I had no idea that these twins had won a competition in Nigeria called “Grab Da Mike”.
I suspect our ministry of education does not know who DJ Space is either. Nor does the music department of Kenyatta University. I can just see the course curriculum: Dis Hip-Hop Course aims to be da Bomb.
We do produce a lot of people who can play da flute. We also can do praise-singing choirs. In our National Schools Music Festival, there is no Hip-Hop category, or anything that came after 1930. There are choirs singing things such as Waltzing Matilda and “Were you ever in Quebec, rowing timber on the deck”.
When I was in school, we had a teacher of great enthusiasm for what they called the set piece. Unfortunately he had a Meru accent which mangled all the hard consonants. The song went something like this: “A pigeon flew over to Galilee, Fre cru”. The choir had to find our inner bird and trill, over and over again, “Fre Cru, fre cru, fre cruuuuuu.” Poor man was only able to say Mblee Clu —
There are categories for sopranos, and altos and choral groups. There is no rhumba or benga. With the exception of the traditional music categories, there is nothing that in any way ties the tastes of any Kenyans or Africans, or even Quebec Canadians I know. There is nothing that ties any known market that has ever existed in Kenya: in pre-colonial Kenya, in post-colonial Kenya, in post-election violence Kenya, in science fiction Kenya. The buyers of the products of the music festival can only be dictators needing praise choirs and retired schoolteachers from small-town America in the late 1930s and the officials of the Music Festival.

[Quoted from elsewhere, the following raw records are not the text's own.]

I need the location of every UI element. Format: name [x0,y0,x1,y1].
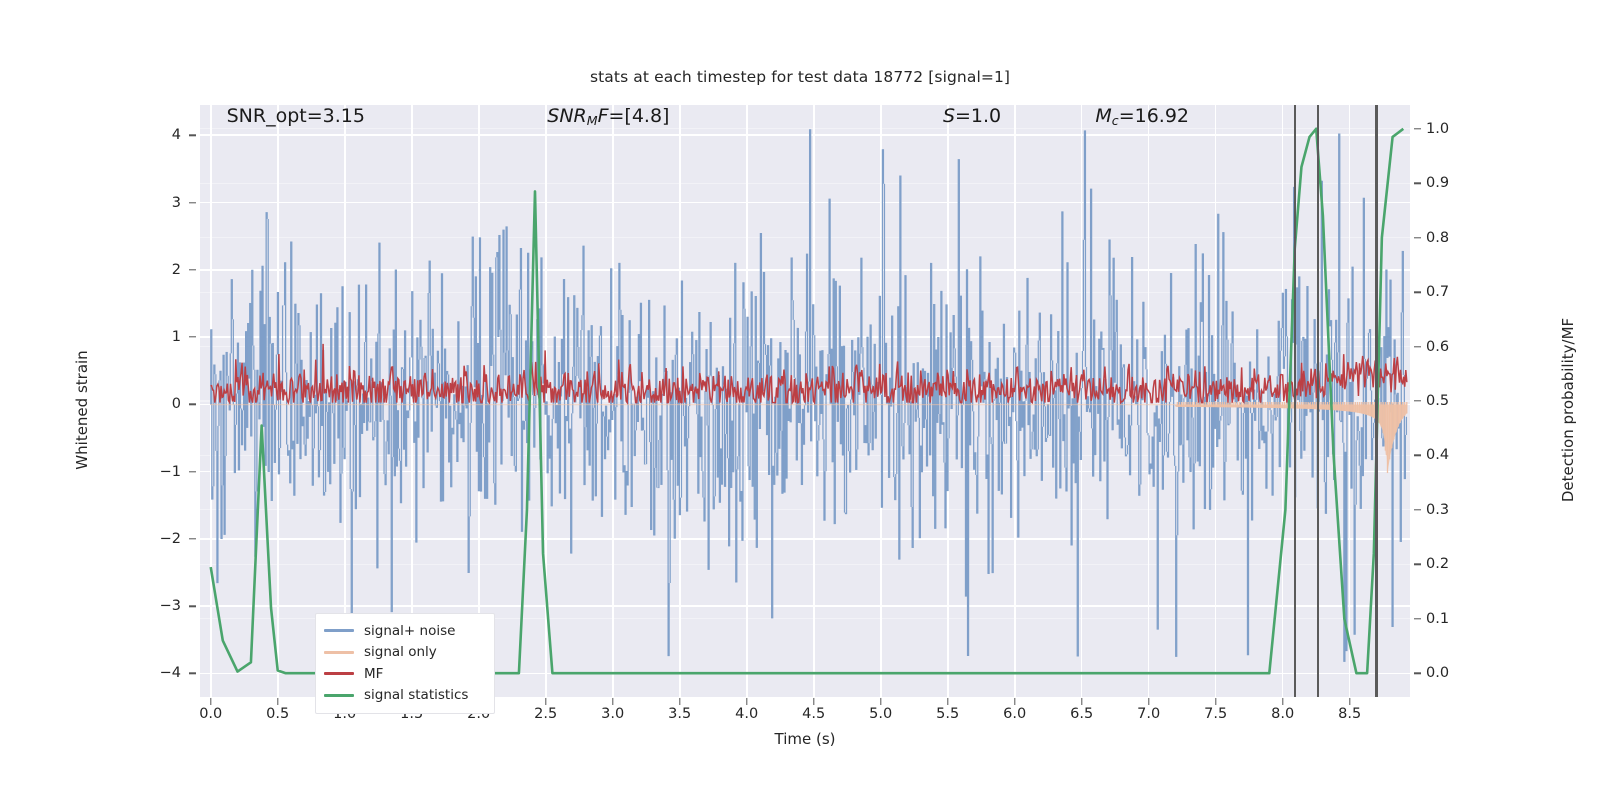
x-tick-label: 7.5 [1186,706,1246,722]
y-tick-label-right: 0.5 [1426,393,1486,409]
legend-item-signal-statistics[interactable]: signal statistics [324,685,486,707]
legend-label-signal-noise: signal+ noise [364,623,455,639]
x-tick [679,698,680,705]
x-tick-label: 4.5 [784,706,844,722]
x-tick [746,698,747,705]
y-tick-label-left: −1 [126,464,181,480]
y-tick-label-left: −2 [126,531,181,547]
x-tick-label: 7.0 [1119,706,1179,722]
annotation-mchirp: Mc=16.92 [1095,105,1189,128]
x-tick-label: 3.5 [650,706,710,722]
y-tick-left [189,135,196,136]
event-marker-line-1 [1294,105,1296,697]
y-tick-right [1414,237,1421,238]
legend-item-signal-only[interactable]: signal only [324,642,486,664]
legend-label-signal-only: signal only [364,644,437,660]
y-tick-right [1414,618,1421,619]
event-marker-line-2 [1317,105,1319,697]
legend[interactable]: signal+ noise signal only MF signal stat… [315,613,495,714]
y-tick-label-right: 0.2 [1426,556,1486,572]
figure-canvas: stats at each timestep for test data 187… [0,0,1600,800]
y-tick-left [189,471,196,472]
y-tick-label-left: 2 [126,262,181,278]
y-tick-left [189,269,196,270]
y-tick-left [189,605,196,606]
y-tick-label-right: 0.1 [1426,611,1486,627]
plot-area[interactable]: SNR_opt=3.15SNRMF=[4.8]S=1.0Mc=16.92 [200,105,1410,697]
legend-label-mf: MF [364,666,383,682]
y-tick-label-left: 3 [126,195,181,211]
y-tick-right [1414,291,1421,292]
y-axis-label-left: Whitened strain [73,250,91,570]
annotation-s: S=1.0 [943,105,1001,127]
x-tick [1148,698,1149,705]
y-tick-label-right: 1.0 [1426,121,1486,137]
y-tick-label-right: 0.4 [1426,447,1486,463]
y-tick-right [1414,673,1421,674]
x-tick [1081,698,1082,705]
y-tick-left [189,673,196,674]
y-tick-label-right: 0.8 [1426,230,1486,246]
y-tick-left [189,202,196,203]
x-tick-label: 6.5 [1052,706,1112,722]
annotation-snr-mf: SNRMF=[4.8] [547,105,669,128]
x-tick-label: 0.5 [248,706,308,722]
y-tick-label-left: 0 [126,396,181,412]
legend-swatch-mf [324,672,354,675]
x-tick [1215,698,1216,705]
x-tick [612,698,613,705]
x-tick [1349,698,1350,705]
y-tick-right [1414,400,1421,401]
annotation-snr-opt: SNR_opt=3.15 [227,105,365,127]
x-tick-label: 2.5 [516,706,576,722]
x-tick [813,698,814,705]
y-tick-label-right: 0.3 [1426,502,1486,518]
y-tick-left [189,404,196,405]
series-layer [200,105,1410,697]
x-tick [947,698,948,705]
x-tick-label: 5.5 [918,706,978,722]
y-tick-right [1414,564,1421,565]
x-tick-label: 3.0 [583,706,643,722]
x-tick [1014,698,1015,705]
x-tick-label: 8.5 [1320,706,1380,722]
x-tick-label: 8.0 [1253,706,1313,722]
y-tick-label-right: 0.7 [1426,284,1486,300]
legend-swatch-signal-noise [324,629,354,632]
y-axis-label-right: Detection probability/MF [1559,220,1577,600]
y-tick-label-right: 0.6 [1426,339,1486,355]
x-tick [277,698,278,705]
y-tick-right [1414,346,1421,347]
x-tick-label: 4.0 [717,706,777,722]
x-tick [545,698,546,705]
y-tick-label-left: 4 [126,127,181,143]
legend-label-signal-statistics: signal statistics [364,687,468,703]
y-tick-label-left: 1 [126,329,181,345]
x-tick [880,698,881,705]
y-tick-label-left: −3 [126,598,181,614]
legend-item-signal-noise[interactable]: signal+ noise [324,620,486,642]
y-tick-right [1414,183,1421,184]
x-tick [1282,698,1283,705]
x-tick [210,698,211,705]
y-tick-right [1414,509,1421,510]
y-tick-right [1414,455,1421,456]
figure-title: stats at each timestep for test data 187… [0,68,1600,86]
x-tick-label: 0.0 [181,706,241,722]
y-tick-left [189,336,196,337]
legend-swatch-signal-statistics [324,694,354,697]
event-marker-line-3 [1375,105,1377,697]
y-tick-label-right: 0.9 [1426,175,1486,191]
legend-swatch-signal-only [324,651,354,654]
x-tick-label: 5.0 [851,706,911,722]
y-tick-label-left: −4 [126,665,181,681]
y-tick-right [1414,128,1421,129]
x-axis-label: Time (s) [200,730,1410,748]
legend-item-mf[interactable]: MF [324,663,486,685]
y-tick-left [189,538,196,539]
x-tick-label: 6.0 [985,706,1045,722]
y-tick-label-right: 0.0 [1426,665,1486,681]
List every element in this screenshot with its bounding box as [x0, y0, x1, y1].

For Kenya to become a middle income country by 2030, our government decided to remove music and art from our syllabus. The idea there I guess, is that there is no money or future in it. South Africa and Senegal make millions of dollars from cultural products—in part because their education systems celebrate local languages and culture.
The reason why Kenyans are bad musicians is because we are out of touch with our own tastes and instincts. The most important thing we learn in school is to demean who we are and where we come from. The reason why Kenyans are so culturally unconfident is because we stand in music halls and pretend to be rowing timber on the deck in Quebec. To this day the lobbies of our five-star hotels play this sort of music.

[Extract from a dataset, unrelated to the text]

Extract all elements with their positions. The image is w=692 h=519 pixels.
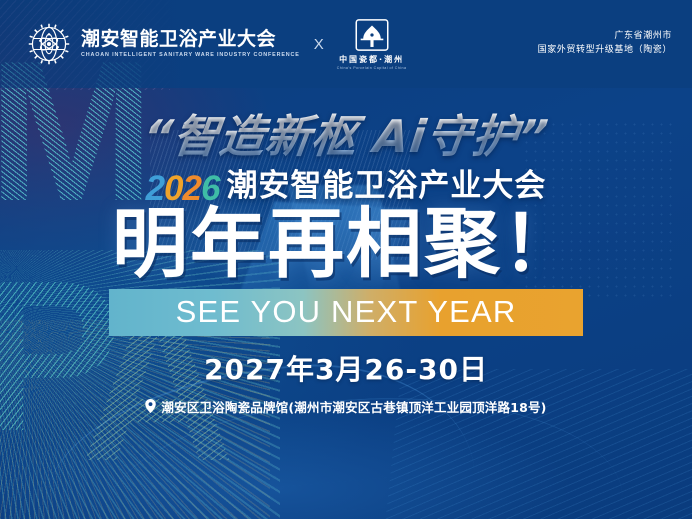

So while we were trying to be a sort of impossible and imaginary Western person—serving no market or idea—another billion-dollar market quietly landed at the feet of African artists everywhere a few weeks ago.
When the Zain group announced the arrival of a mobile phone network that covers 500-million people, from the Middle East to Nigeria, it fulfilled a vision by the founders of Celtel International to build the first true pan-African mobile phone network—inspired by the Nkrumahs and Marcus Garveys of this world.
Soon, and I mean in a matter of months, we will have a cheap, borderless platform from which to share ideas, music, words and conversations with millions of people. I will be able to produce a song and somebody in minutes in Nigeria or Congo or Gabon will scroll down his phone and buy it.
I will be able to do the same with animation, comic strips, graphic novels, romance ebooks, how-to multimedia and soap operas.
Many businesses are aware of this, as are many policy people, ICT experts and money people in London. But the producers of this content have been caught flat-footed. There is no partnership between capital, policy and artists. It truly escaped the minds of our foggy old policy people that this 20-year-old season called the Information Age is the one of the content creator: Da musician, Da writer, Da artist.
The mobile phone has brought the distribution we have all been dreaming about for over a century.
Already big British and American money is sniffing around to develop this content and sell it back to us. Most of Nairobi’s animators have been bought up.
Harvard now has a team documenting the rise of African hip-hop. Meanwhile, our students stand on stage and sing, “Fre Cru, Fre cru, Fre cru”. That Harvard graduate will be the guy to make the millions of dollars from our own cultural products.